Scopes are granted when you register your app. The primary scope is tools:invoke, which allows your application to call tools and retrieve knowledge resources. Request only the scopes your app needs. Additional scopes such as a2a:write (submit A2A tasks) may be available depending on your registration.
How long do access tokens last?
OAuth 2.0 access tokens issued by the AI Front Door expire after 3600 seconds (1 hour). When your token expires you will receive a 401 Unauthorized response. Request a new token by calling the token endpoint again with your client_id and client_secret using the client_credentials grant. There is no refresh token — simply re-authenticate when needed.
Can I use the MCP server with other LLM providers?
Yes.
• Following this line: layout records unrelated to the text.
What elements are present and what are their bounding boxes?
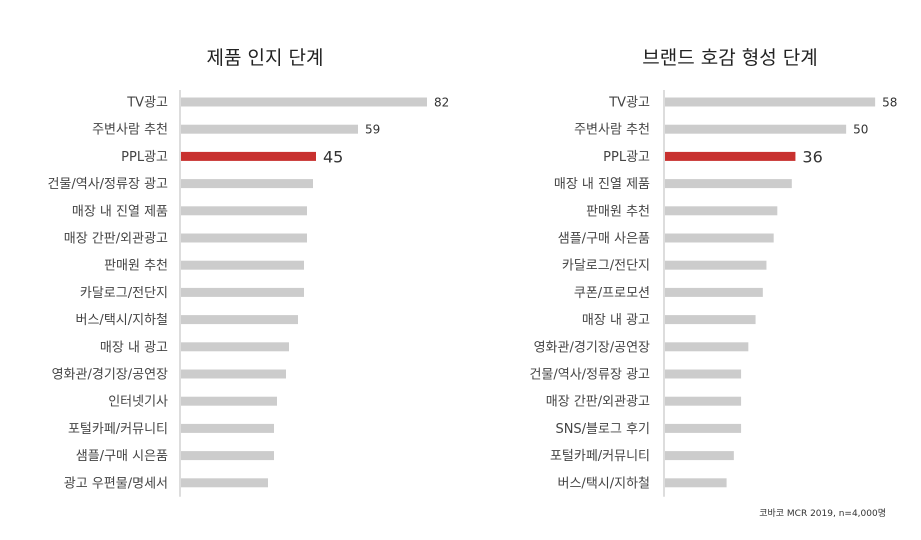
data-label: 36 <box>802 147 822 166</box>
category-label: 주변사람 추천 <box>574 123 650 138</box>
bar <box>181 451 274 461</box>
category-label: 판매원 추천 <box>104 259 168 274</box>
category-label: 포털카페/커뮤니티 <box>68 422 168 437</box>
bar <box>181 97 427 107</box>
bar <box>665 451 734 461</box>
bar <box>181 287 304 297</box>
bar <box>181 423 274 433</box>
category-label: 카달로그/전단지 <box>80 286 168 301</box>
category-label: TV광고 <box>608 96 650 111</box>
category-label: 판매원 추천 <box>586 204 650 219</box>
bar <box>665 179 792 189</box>
bar <box>665 97 876 107</box>
category-label: 포털카페/커뮤니티 <box>550 449 650 464</box>
bar <box>181 369 286 379</box>
category-label: 카달로그/전단지 <box>562 259 650 274</box>
category-label: 광고 우편물/명세서 <box>64 476 168 491</box>
category-label: PPL광고 <box>121 150 168 165</box>
data-label: 50 <box>853 123 868 137</box>
bar <box>181 315 298 325</box>
category-label: 매장 내 광고 <box>582 313 650 328</box>
category-label: 매장 내 광고 <box>100 340 168 355</box>
category-label: 버스/택시/지하철 <box>76 313 168 328</box>
bar <box>665 369 742 379</box>
category-label: 영화관/경기장/공연장 <box>52 368 168 383</box>
category-label: 버스/택시/지하철 <box>558 476 650 491</box>
category-label: 샘플/구매 시은품 <box>76 449 168 464</box>
bar <box>665 478 727 488</box>
data-label: 59 <box>365 123 380 137</box>
bar <box>665 315 756 325</box>
bar <box>665 423 742 433</box>
chart-title-brand-favorability: 브랜드 호감 형성 단계 <box>642 47 817 69</box>
category-label: 매장 간판/외관광고 <box>64 232 168 247</box>
category-label: 건물/역사/정류장 광고 <box>529 368 650 383</box>
category-label: 샘플/구매 사은품 <box>558 232 650 247</box>
category-label: 인터넷기사 <box>108 395 168 410</box>
bar <box>665 124 847 134</box>
category-label: 건물/역사/정류장 광고 <box>47 177 168 192</box>
bar-highlight <box>181 151 316 161</box>
chart-title-product-awareness: 제품 인지 단계 <box>207 47 324 69</box>
category-label: 쿠폰/프로모션 <box>574 286 650 301</box>
data-label: 58 <box>882 96 897 110</box>
bar <box>181 206 307 216</box>
bar <box>665 287 763 297</box>
bar <box>181 478 268 488</box>
bar <box>181 396 277 406</box>
bar <box>665 396 742 406</box>
bar <box>181 260 304 270</box>
bar <box>181 179 313 189</box>
bar <box>665 342 749 352</box>
bar <box>665 260 767 270</box>
category-label: PPL광고 <box>603 150 650 165</box>
category-label: 매장 간판/외관광고 <box>546 395 650 410</box>
source-note: 코바코 MCR 2019, n=4,000명 <box>759 508 886 519</box>
category-label: 주변사람 추천 <box>92 123 168 138</box>
bar-highlight <box>665 151 796 161</box>
category-label: 매장 내 진열 제품 <box>554 177 650 192</box>
category-label: TV광고 <box>126 96 168 111</box>
bar <box>665 206 778 216</box>
data-label: 82 <box>434 96 449 110</box>
bar <box>181 124 358 134</box>
category-label: SNS/블로그 후기 <box>555 422 650 437</box>
category-label: 영화관/경기장/공연장 <box>534 340 650 355</box>
category-label: 매장 내 진열 제품 <box>72 204 168 219</box>
bar <box>181 233 307 243</box>
data-label: 45 <box>323 147 343 166</box>
bar <box>665 233 774 243</box>
bar <box>181 342 289 352</box>
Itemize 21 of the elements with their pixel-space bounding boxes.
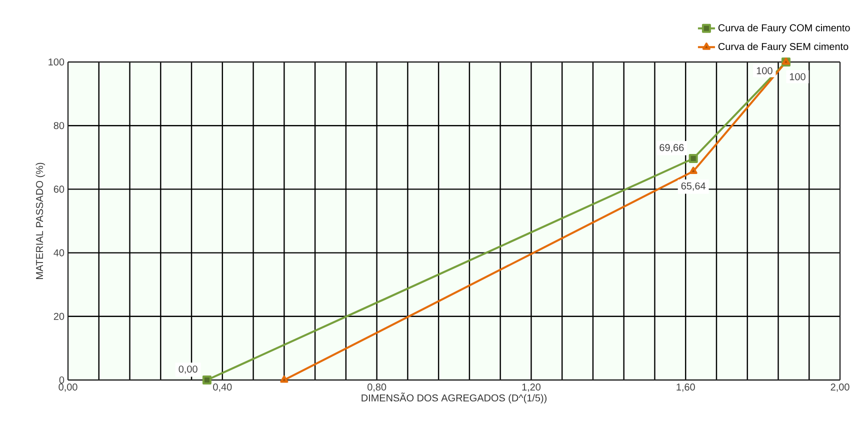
y-axis-title: MATERIAL PASSADO (%) <box>36 162 46 279</box>
x-tick-label: 1,60 <box>676 384 695 392</box>
y-tick-label: 60 <box>54 186 64 193</box>
x-axis-title: DIMENSÃO DOS AGREGADOS (D^(1/5)) <box>362 392 547 404</box>
data-label: 69,66 <box>660 144 684 152</box>
legend-label: Curva de Faury SEM cimento <box>718 42 848 52</box>
y-tick-label: 100 <box>48 58 64 66</box>
x-tick-label: 0,00 <box>58 384 78 392</box>
y-tick-label: 80 <box>54 122 64 130</box>
x-tick-label: 1,20 <box>522 384 541 392</box>
data-label: 100 <box>790 73 806 80</box>
x-tick-label: 0,80 <box>368 384 386 392</box>
data-label: 0,00 <box>178 366 198 374</box>
y-tick-label: 40 <box>54 249 64 256</box>
legend-label: Curva de Faury COM cimento <box>718 24 850 34</box>
data-label: 65,64 <box>681 182 706 191</box>
data-label: 100 <box>756 67 772 74</box>
y-tick-label: 0 <box>59 376 64 384</box>
x-tick-label: 2,00 <box>830 384 850 392</box>
y-tick-label: 20 <box>54 312 64 320</box>
x-tick-label: 0,40 <box>213 384 232 392</box>
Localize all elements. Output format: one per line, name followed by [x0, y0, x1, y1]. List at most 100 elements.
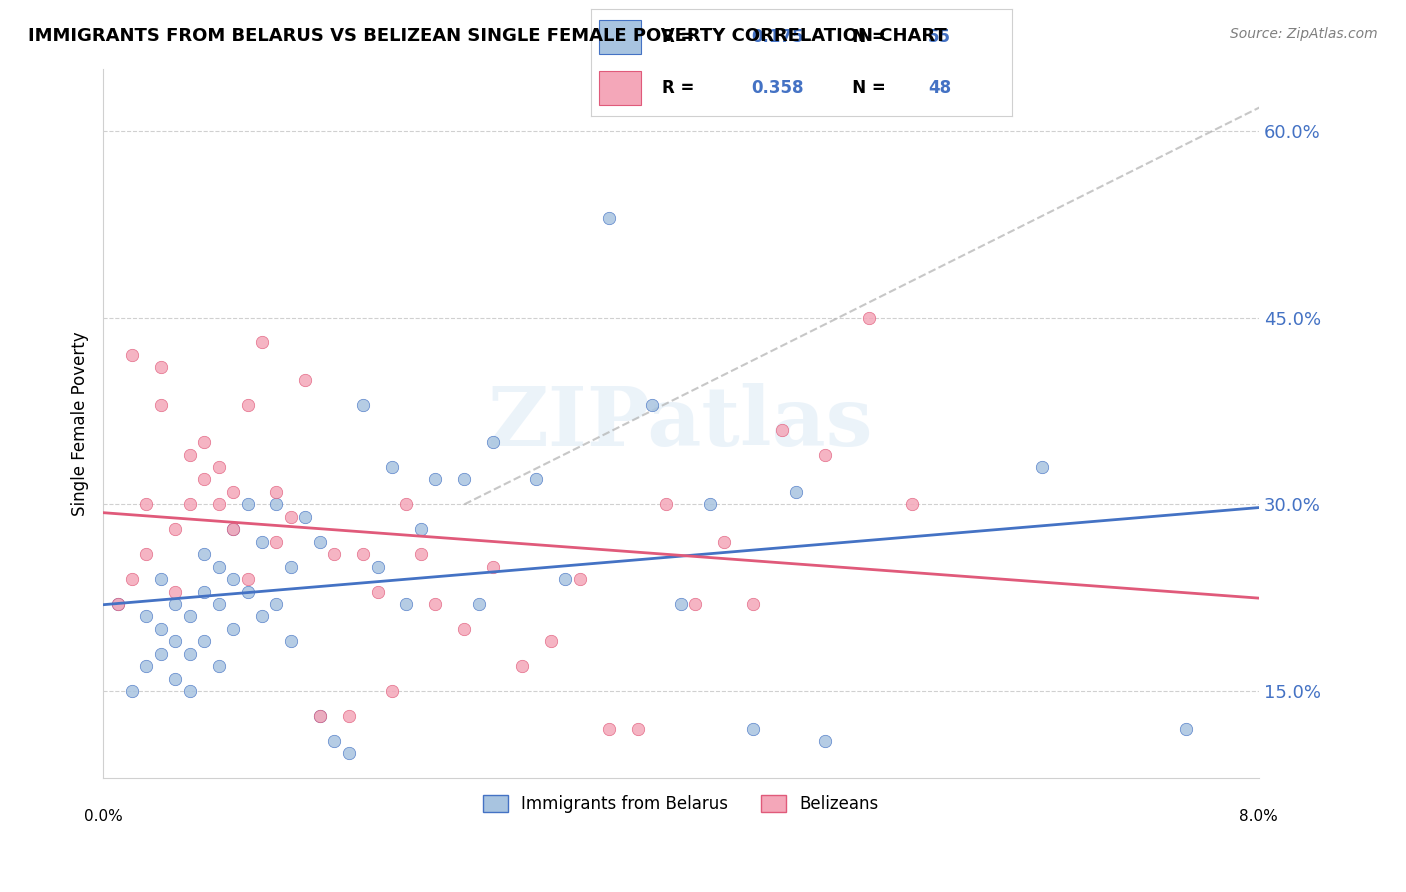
Point [266, 597, 288, 611]
Point [222, 522, 245, 536]
Point [554, 572, 576, 586]
Point [510, 659, 533, 673]
Point [149, 647, 172, 661]
Point [149, 360, 172, 375]
Point [208, 460, 231, 475]
Point [858, 310, 880, 325]
Point [409, 522, 432, 536]
Text: N =: N = [835, 79, 891, 97]
Point [193, 547, 215, 561]
Point [236, 497, 259, 511]
Point [179, 647, 201, 661]
Text: 48: 48 [928, 79, 950, 97]
Text: IMMIGRANTS FROM BELARUS VS BELIZEAN SINGLE FEMALE POVERTY CORRELATION CHART: IMMIGRANTS FROM BELARUS VS BELIZEAN SING… [28, 27, 946, 45]
Point [308, 534, 330, 549]
Point [280, 559, 302, 574]
Text: 0.0%: 0.0% [84, 809, 122, 824]
Point [193, 584, 215, 599]
Point [250, 534, 273, 549]
Point [165, 597, 187, 611]
Point [222, 622, 245, 636]
Point [785, 484, 807, 499]
Point [107, 597, 129, 611]
Point [121, 684, 143, 698]
Point [814, 734, 837, 748]
Point [598, 211, 620, 225]
Point [179, 609, 201, 624]
Point [685, 597, 707, 611]
Point [323, 547, 346, 561]
Point [294, 373, 316, 387]
Point [367, 584, 389, 599]
Point [179, 448, 201, 462]
Point [208, 497, 231, 511]
Point [901, 497, 924, 511]
Text: 55: 55 [928, 28, 950, 45]
Point [381, 684, 404, 698]
Point [280, 509, 302, 524]
Point [598, 722, 620, 736]
Point [655, 497, 678, 511]
Point [337, 709, 360, 723]
Y-axis label: Single Female Poverty: Single Female Poverty [72, 331, 89, 516]
Point [352, 398, 374, 412]
FancyBboxPatch shape [599, 20, 641, 54]
Point [381, 460, 404, 475]
Point [294, 509, 316, 524]
Legend: Immigrants from Belarus, Belizeans: Immigrants from Belarus, Belizeans [477, 789, 886, 820]
Point [135, 609, 157, 624]
Point [236, 398, 259, 412]
Point [395, 497, 418, 511]
Point [165, 584, 187, 599]
Point [713, 534, 735, 549]
Point [236, 584, 259, 599]
Point [699, 497, 721, 511]
Point [193, 435, 215, 450]
Text: R =: R = [662, 28, 706, 45]
Point [453, 622, 475, 636]
Point [208, 559, 231, 574]
Point [467, 597, 489, 611]
Point [165, 634, 187, 648]
Point [266, 484, 288, 499]
Point [222, 572, 245, 586]
Point [121, 348, 143, 362]
Text: 0.175: 0.175 [751, 28, 803, 45]
Point [308, 709, 330, 723]
Text: Source: ZipAtlas.com: Source: ZipAtlas.com [1230, 27, 1378, 41]
Point [208, 659, 231, 673]
Text: N =: N = [835, 28, 891, 45]
Point [222, 522, 245, 536]
Point [107, 597, 129, 611]
Point [742, 722, 765, 736]
Point [121, 572, 143, 586]
Point [337, 747, 360, 761]
Text: 8.0%: 8.0% [1239, 809, 1278, 824]
Text: 0.358: 0.358 [751, 79, 803, 97]
Point [149, 572, 172, 586]
Point [568, 572, 591, 586]
Point [208, 597, 231, 611]
Point [165, 672, 187, 686]
Point [135, 497, 157, 511]
Point [641, 398, 664, 412]
Point [814, 448, 837, 462]
Point [280, 634, 302, 648]
Point [770, 423, 793, 437]
Point [482, 435, 505, 450]
Point [179, 684, 201, 698]
Point [626, 722, 648, 736]
Point [352, 547, 374, 561]
Point [669, 597, 692, 611]
Point [308, 709, 330, 723]
Point [425, 473, 447, 487]
Text: ZIPatlas: ZIPatlas [488, 384, 873, 464]
Text: R =: R = [662, 79, 706, 97]
Point [526, 473, 548, 487]
Point [149, 398, 172, 412]
Point [1031, 460, 1053, 475]
Point [482, 559, 505, 574]
Point [1175, 722, 1198, 736]
Point [236, 572, 259, 586]
Point [250, 609, 273, 624]
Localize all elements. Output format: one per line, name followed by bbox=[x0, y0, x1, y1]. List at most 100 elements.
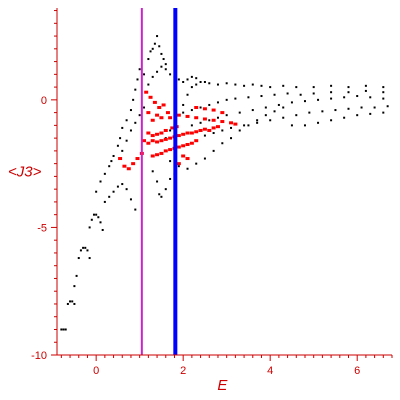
black-point bbox=[203, 134, 206, 137]
black-point bbox=[153, 42, 156, 45]
black-point bbox=[97, 216, 100, 219]
x-tick-label: 6 bbox=[354, 365, 360, 377]
y-axis-title: <J3> bbox=[8, 163, 42, 180]
black-point bbox=[88, 257, 91, 260]
red-point bbox=[150, 134, 155, 138]
y-tick-label: -5 bbox=[37, 222, 47, 234]
black-point bbox=[260, 84, 263, 87]
red-point bbox=[202, 127, 207, 131]
red-point bbox=[170, 126, 175, 130]
black-point bbox=[129, 198, 132, 201]
red-point bbox=[168, 148, 173, 152]
red-point bbox=[159, 116, 164, 120]
black-point bbox=[169, 177, 172, 180]
black-point bbox=[186, 78, 189, 81]
black-point bbox=[182, 80, 185, 83]
black-point bbox=[164, 63, 167, 66]
black-point bbox=[151, 170, 154, 173]
points-layer bbox=[60, 35, 389, 331]
red-point bbox=[146, 111, 151, 115]
black-point bbox=[143, 106, 146, 109]
black-point bbox=[382, 111, 385, 114]
black-point bbox=[190, 124, 193, 127]
black-point bbox=[158, 193, 161, 196]
black-point bbox=[99, 221, 102, 224]
black-point bbox=[295, 86, 298, 89]
red-point bbox=[198, 128, 203, 132]
black-point bbox=[203, 157, 206, 160]
red-point bbox=[150, 139, 155, 143]
black-point bbox=[75, 274, 78, 277]
black-point bbox=[330, 84, 333, 87]
black-point bbox=[230, 137, 233, 140]
black-point bbox=[186, 167, 189, 170]
black-point bbox=[134, 88, 137, 91]
black-point bbox=[208, 119, 211, 122]
red-point bbox=[202, 117, 207, 121]
black-point bbox=[121, 183, 124, 186]
black-point bbox=[330, 91, 333, 94]
red-point bbox=[163, 137, 168, 141]
red-point bbox=[161, 103, 166, 107]
red-point bbox=[181, 132, 186, 136]
black-point bbox=[273, 93, 276, 96]
black-point bbox=[160, 52, 163, 55]
red-point bbox=[181, 154, 186, 158]
black-point bbox=[177, 165, 180, 168]
red-point bbox=[159, 131, 164, 135]
black-point bbox=[182, 111, 185, 114]
red-point bbox=[163, 149, 168, 153]
black-point bbox=[90, 218, 93, 221]
black-point bbox=[212, 132, 215, 135]
black-point bbox=[136, 78, 139, 81]
red-point bbox=[168, 136, 173, 140]
black-point bbox=[169, 160, 172, 163]
x-axis-title: E bbox=[217, 377, 228, 394]
black-point bbox=[212, 149, 215, 152]
black-point bbox=[182, 103, 185, 106]
black-point bbox=[125, 119, 128, 122]
red-point bbox=[155, 153, 160, 157]
red-point bbox=[194, 116, 199, 120]
black-point bbox=[190, 109, 193, 112]
black-point bbox=[160, 195, 163, 198]
black-point bbox=[208, 82, 211, 85]
red-point bbox=[142, 139, 147, 143]
red-point bbox=[144, 90, 149, 94]
black-point bbox=[147, 83, 150, 86]
red-point bbox=[155, 132, 160, 136]
black-point bbox=[162, 58, 165, 61]
black-point bbox=[103, 200, 106, 203]
black-point bbox=[112, 190, 115, 193]
red-point bbox=[122, 164, 127, 168]
black-point bbox=[343, 96, 346, 99]
black-point bbox=[373, 106, 376, 109]
black-point bbox=[112, 154, 115, 157]
black-point bbox=[132, 98, 135, 101]
red-point bbox=[211, 108, 216, 112]
red-point bbox=[202, 107, 207, 111]
black-point bbox=[129, 109, 132, 112]
black-point bbox=[62, 328, 65, 331]
y-tick-label: 0 bbox=[41, 95, 47, 107]
red-point bbox=[126, 167, 131, 171]
black-point bbox=[221, 142, 224, 145]
black-point bbox=[110, 160, 113, 163]
red-point bbox=[233, 122, 238, 126]
black-point bbox=[360, 106, 363, 109]
black-point bbox=[169, 73, 172, 76]
black-point bbox=[221, 129, 224, 132]
black-point bbox=[101, 228, 104, 231]
red-point bbox=[159, 151, 164, 155]
black-point bbox=[243, 124, 246, 127]
black-point bbox=[334, 109, 337, 112]
red-point bbox=[176, 145, 181, 149]
red-point bbox=[194, 139, 199, 143]
black-point bbox=[295, 114, 298, 117]
black-point bbox=[290, 124, 293, 127]
red-point bbox=[189, 131, 194, 135]
black-point bbox=[103, 172, 106, 175]
black-point bbox=[95, 190, 98, 193]
black-point bbox=[164, 68, 167, 71]
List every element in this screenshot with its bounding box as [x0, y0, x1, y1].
The MCP server implements the standard Model Context Protocol (2025-03-26 spec) and is compatible with any MCP-capable runtime, including OpenAI's Agents SDK, LangChain, Microsoft Copilot Studio, and open-source MCP clients. Authentication is always via OAuth 2.0 Bearer token, regardless of the runtime you use.
Are there rate limits?
Rate limits are enforced per application registration. Default limits are 60 tool calls per minute and 1000 per hour. Contact us if your use case requires higher throughput.
Where do I find tool definitions and schemas?
Tool definitions are published on the Tools & Knowledge page of this portal. Each tool includes its input schema, example payloads, authentication requirements, and integration notes. You can also discover them at runtime via the MCP tools/list endpoint after connecting with your access token.